Présentez-vous et expliquez-nous votre métier ! Je suis Violaine, céramiste, et je vais vous parler des métiers de la terre, en particulier à travers mon atelier : Terres de Songes. Cet atelier a récemment été médaillé d’excellence artisanale par la Chambre des Métiers d’Île-de-France. L’aventure a commencé il y a dix ans. L’idée fondatrice était de créer des céramiques à vivre et à rêver, des objets qui font du bien, qui ouvrent l’esprit, qui invitent à une autre manière de consommer et de penser, tout simplement à une autre philosophie de vie.
L’atelier, c’est uniquement de la céramique ? Non, justement. Terres de Songes ne se résume pas à la céramique. Mon parcours est jalonné de plusieurs métiers, comme autant de facettes artistiques. Au coeur de tout, il y a un fil d’ariane : l’écriture. J’écris des contes que j’illustre, et ces histoires prennent vie ensuite dans les céramiques, les bijoux, les créations en porcelaine ou serties de gemmes. Tout est tissé ensemble : texte, image, matière.
Comment perpétuer un savoir-faire tout en innovant ? C’est indispensable d’innover dans les métiers d’art. Cela fait partie intégrante de notre identité artistique. Mais on ne peut pas innover sans une maîtrise solide des gestes fondamentaux. Pour devenir tourneur, par exemple, il faut souvent six mois à un an de pratique intensive, avec au moins 20 heures par semaine sur le tour. La technique, les décors, les émaux… Tout cela doit être maîtrisé avant de pouvoir développer une véritable signature artistique. Aujourd’hui, les nouvelles technologies offrent de nombreuses possibilités créatives, comme l’intégration d’images ou de textes sur les céramiques.
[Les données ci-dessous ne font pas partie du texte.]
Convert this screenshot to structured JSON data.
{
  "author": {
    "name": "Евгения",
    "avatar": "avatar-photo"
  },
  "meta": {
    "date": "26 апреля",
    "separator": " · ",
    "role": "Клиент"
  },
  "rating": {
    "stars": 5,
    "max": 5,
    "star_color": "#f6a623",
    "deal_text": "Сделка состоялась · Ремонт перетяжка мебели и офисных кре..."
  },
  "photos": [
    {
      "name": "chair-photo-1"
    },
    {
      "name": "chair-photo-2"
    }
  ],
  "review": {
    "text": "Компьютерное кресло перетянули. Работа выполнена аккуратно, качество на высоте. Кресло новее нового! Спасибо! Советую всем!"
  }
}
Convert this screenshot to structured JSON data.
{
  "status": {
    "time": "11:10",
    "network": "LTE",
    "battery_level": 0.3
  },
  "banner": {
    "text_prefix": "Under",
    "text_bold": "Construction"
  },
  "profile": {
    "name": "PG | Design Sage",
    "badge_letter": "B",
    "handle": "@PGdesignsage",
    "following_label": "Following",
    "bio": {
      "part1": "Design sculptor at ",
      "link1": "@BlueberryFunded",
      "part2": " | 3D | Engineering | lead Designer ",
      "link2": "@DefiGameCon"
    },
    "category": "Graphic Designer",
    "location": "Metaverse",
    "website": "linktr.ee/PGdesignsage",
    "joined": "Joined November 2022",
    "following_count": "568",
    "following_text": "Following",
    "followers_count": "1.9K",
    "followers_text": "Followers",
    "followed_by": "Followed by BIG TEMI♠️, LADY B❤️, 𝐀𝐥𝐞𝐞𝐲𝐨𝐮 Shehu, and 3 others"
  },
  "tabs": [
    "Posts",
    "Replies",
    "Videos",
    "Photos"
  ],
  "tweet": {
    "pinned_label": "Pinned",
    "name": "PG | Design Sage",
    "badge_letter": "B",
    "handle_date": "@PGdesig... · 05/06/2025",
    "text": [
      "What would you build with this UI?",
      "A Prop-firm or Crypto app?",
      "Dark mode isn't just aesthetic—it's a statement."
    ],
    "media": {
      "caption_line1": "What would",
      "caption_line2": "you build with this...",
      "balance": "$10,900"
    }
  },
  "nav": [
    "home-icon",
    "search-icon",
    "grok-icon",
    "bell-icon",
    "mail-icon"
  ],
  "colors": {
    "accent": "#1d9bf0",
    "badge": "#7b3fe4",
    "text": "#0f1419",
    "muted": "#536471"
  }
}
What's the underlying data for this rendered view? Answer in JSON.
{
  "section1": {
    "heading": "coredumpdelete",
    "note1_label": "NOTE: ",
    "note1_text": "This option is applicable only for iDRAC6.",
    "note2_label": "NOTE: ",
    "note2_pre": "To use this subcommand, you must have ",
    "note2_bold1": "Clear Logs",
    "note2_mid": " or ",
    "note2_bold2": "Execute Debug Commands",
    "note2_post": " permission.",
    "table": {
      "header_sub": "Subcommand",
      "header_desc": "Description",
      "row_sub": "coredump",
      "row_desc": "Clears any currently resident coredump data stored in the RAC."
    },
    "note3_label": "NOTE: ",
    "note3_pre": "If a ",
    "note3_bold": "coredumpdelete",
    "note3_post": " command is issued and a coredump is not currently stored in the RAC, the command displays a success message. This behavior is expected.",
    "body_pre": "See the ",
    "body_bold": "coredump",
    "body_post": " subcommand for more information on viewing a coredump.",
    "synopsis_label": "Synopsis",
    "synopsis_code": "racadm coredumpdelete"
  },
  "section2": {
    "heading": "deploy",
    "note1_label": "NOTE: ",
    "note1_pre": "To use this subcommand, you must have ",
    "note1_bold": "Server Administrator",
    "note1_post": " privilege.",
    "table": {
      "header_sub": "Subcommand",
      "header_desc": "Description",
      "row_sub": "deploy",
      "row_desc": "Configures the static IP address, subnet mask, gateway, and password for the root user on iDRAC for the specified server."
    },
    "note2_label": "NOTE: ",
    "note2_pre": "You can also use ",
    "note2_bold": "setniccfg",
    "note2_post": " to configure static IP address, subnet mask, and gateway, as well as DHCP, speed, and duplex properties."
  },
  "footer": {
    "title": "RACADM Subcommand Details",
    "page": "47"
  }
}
Avez-vous une anecdote ou une expérience à nous partager ? L’atelier Terres de Songes est un lieu insolite : une petite maison du 19e siècle, avec une cave voûtée en ogive sous l’atelier, que les visiteurs peuvent découvrir lors des portes ouvertes. Beaucoup arrivent sans s’y attendre et découvrent ce lieu presque magique, hors du temps. L’un d’eux m’a dit un jour : « C’est comme si on entrait vraiment en Terres de Songes. » C’est un souvenir fort.
Qu’est-ce qui vous inspire dans votre travail ? Tout m’inspire, mais surtout les rencontres humaines.
Mon parcours a été façonné par les lieux, les voyages, et surtout par les liens tissés avec d’autres artistes. Par exemple, le Conte de la Grue de Brume et d’Opaline, fil conducteur de mes collections actuelles, est né d’une rencontre avec une musicienne japonaise. Ce récit d’amitié a ouvert la voie à d’autres collaborations : avec Annabelle Le Pabic, artiste textile, ou encore Sylvie Jeunot, relieuse. Ces échanges nourrissent et renouvellent la dynamique de création.
Vous êtes aussi impliquée dans la vie artistique locale ? Oui, j’ai rejoint il y a sept ans les Ateliers de la Boucle. Il y a trois ans, avec Annabelle, nous avons lancé un salon d’art et d’artisanat en collaboration avec Montesson. De là est né le label Écho d’Ateliers, que j’ai officiellement déposé cette année. L’idée ? Créer des expositions insolites où différents savoir-faire se répondent : céramique, peinture, textile… La prochaine exposition Écho d’Ateliers réunira, entre autres, Patush Kovac, peintre russe, Annabelle Le Pabic, artiste textile, et moi-même. L’objectif est de créer un langage commun entre artistes, une véritable conversation de matières et de formes à partager avec le public.
Y-a t-il un lieu d’exposition qui vous a particulièrement marquée ? Oui, récemment, nous avons investi le lavoir ancien de Carrières-sur-Seine pour une exposition Écho. Nous y avons créé une scénographie japonaise, avec des voilages bleus qui flottaient au-dessus de l’eau. L’atmosphère était magique, propice à la photographie, à la rêverie. Beaucoup de visiteurs ont été très touchés par l’ambiance presque intemporelle du lieu.